Kurzerhand habe ich beschlossen, das einzig Vernünftige zu tun, den Dienst angenommen, den finalen Versuch, die übliche Truppe wieder zusammenzutrommeln, gestartet, die Vatersfreundin so laut angeschrien, dass mein Pfeif-und-Tinnitus-Ohr danach zwei Tage lang beleidigt war, den literarischen Grundstein für eine längere Geschichte (hooray for fantasy, man will ja nicht aus der Übung kommen) gelegt, mich von der roten Haarfarbe verabschiedet und der alten Sache geschrieben.

Kein deplatziertes Rumstehen beim betrunkenen Raucher und dem schlecht verkleideten Pinguin, dafür Antifasching in der Absteige, mit der üblichen Truppe.
Da muss er durch, ist alt genug.
Mal wieder "gemeinsames" Rauchen mit Faust, Sternegucken mit der alten Sache (er hat es vorgeschlagen und versprochen), ein Glas Wein mit Mr.Gaunt (er ist es mir noch schuldig und vielleicht bin ich mutig genug, ihn darauf anzusprechen), danach unfähig-taktloses Tanzen mit eben jenem (ich schulde es ihm und vielleicht ist er nüchtern genug, sich daran zu erinnern) und ginge das so einfach, ich würde sofort zu Ferienbeginn nach Prag fahren.

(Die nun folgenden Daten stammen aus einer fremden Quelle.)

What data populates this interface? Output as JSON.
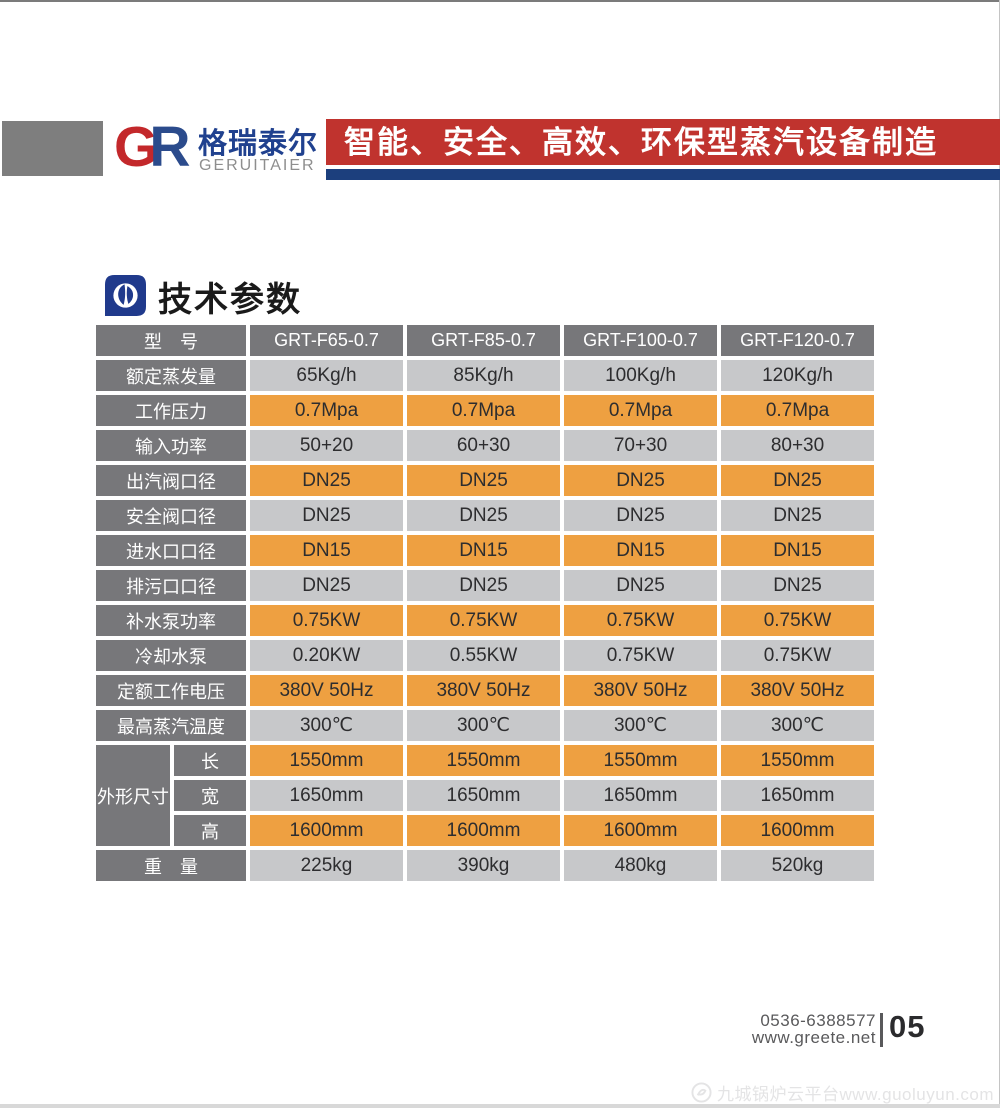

Das Mayhemmobil läuft so gut, man könnte fast glauben, es sei vollständig regeneriert, und ich habe zwar immer noch nicht die Bücher meiner Mutter, oder das Hometrainerdings, das sie nie benutzt hat, oder den großen Gymnastikball zum draufsitzen, den ich laut Ärztin für meinen Rücken bräuchte, dafür aber die Sparbücher, die für mich angelegt wurden, damals.


Nachdem ich auf Euro umschreiben und alle Zinsen eintragen lassen habe, habe ich die Reparaturen fürs Mayhemmobil wieder drin und außerdem 600 Euro mehr als eigentlich gedacht, was bedeutet, dass die Welt zumindest auf finanzieller Ebene nicht mehr ganz so akut untergeht.

Den Rest versuche ich zu ignorieren, an die Wand zu werfen, irgendsowas.
Fordere mein Recht ein, glücklich zu sein.
Auch, wenn der Mensch, der so irgendwie an meiner Seite ist, auf einmal ins komplette Gegenteil umschlägt, jetzt, wo ich mich daran gewöhnt habe.
Und mich einengen will, und einfangen, jetzt, wo ich Mr. Gaunt nicht mehr aus meinem Kopf kriege.
Und ich zu feige bin, es einfach zu lassen und ihn in den Wind zu schießen, weil er eben doch irgendwas bedeutet.

Vermutlich bin ich die größte Spinnerin von allen.